Les sociétés d'autoroutes avaient obtenu un allongement de la durée des concessions en avril dernier

Les sociétés d'autoroutes avaient obtenu un allongement de la durée des concessions en avril dernier - Pierre Andrieu - AFP

Cinq associations d'usagers ont déposé deux recours devant le Conseil d'Etat et la Cour de justice de l'Union européenne afin de contester l'accord noué en avril dernier entre l'exécutif et les sociétés autoroutières.

Les usagers n'ont pas dit leur dernier mot. Cinq associations ont ainsi entamé deux actions en justice pour contester l'accord passé en avril dernier entre le gouvernement et les sociétés d'autoroutes, indique Le Parisien ce mercredi 8 juillet. Pour rappel, cet accord prévoyait l'allongement de la durée des concessions en échange d'investissement et de travaux réalisés dans le cadre du plan de relance autoroutier (3,2 milliards d'euros).

C'est plus précisément ce dernier plan qui est dans le collimateur des cinq associations parmi lesquelles l'Organisation des transports routiers européens et les fédérations des motards en colère.

Rentes dénoncées

Deux recours ont donc été déposés, l'un devant le Conseil d'Etat, et l'autre devant la justice européenne. Dans le premier cas, "les associations font valoir que l'avis de la Commission européenne rendu le 28 octobre 2014, pour que ce plan ne soit pas considéré comme une aide d'Etat, n'a pas été transposé de manière fidèle dans le droit français", explique Le Parisien. L'avocat des associations, Matthieu Lesage indique notamment qu'un article manque.

Quant au recours déposé devant le tribunal de l'Union européenne, il remet en cause le même avis rendu par la Commission européenne qui selon Matthieu Lesage "déroge à l'obligation de mise en concurrence". Les associations comptent également faire valoir que les sociétés d'autoroutes effectuent une mission d'intérêt général, et doivent à ce titre présenter des bénéfices "raisonnables". Or, à l'automne 2014, un rapport de l'Autorité de la concurrence s'était montré critique envers la "rente" de ces sociétés, dont les marges nettes se situaient entre 20 et 24%. Le bénéfice net cumulé des 7 principales sociétés s'élevait alors à 1,8 milliard d'euros.

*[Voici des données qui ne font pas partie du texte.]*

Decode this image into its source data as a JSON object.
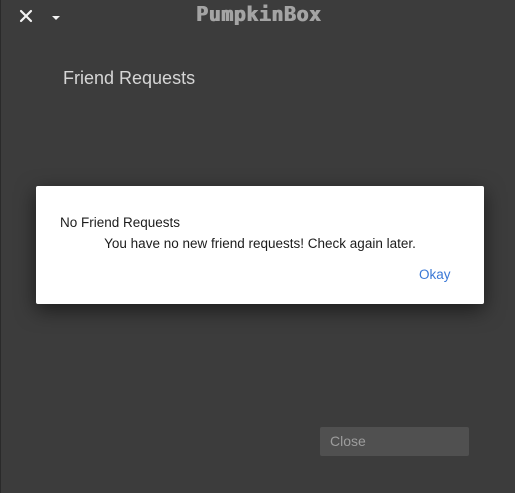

Interrogé par Le Parisien, Jean Mesqui, le délégué général de l'Asfa (Association des sociétés françaises d'autoroutes) ne cède pas à l'inquiétude. "Nous sommes assez sereins. Ce plan de relance a été minutieusement étudié par les juristes. Mais c'est toujours étrange de vouloir empêcher un investissement de 3,2 milliards d'euros", affirme-t-il.

J.M.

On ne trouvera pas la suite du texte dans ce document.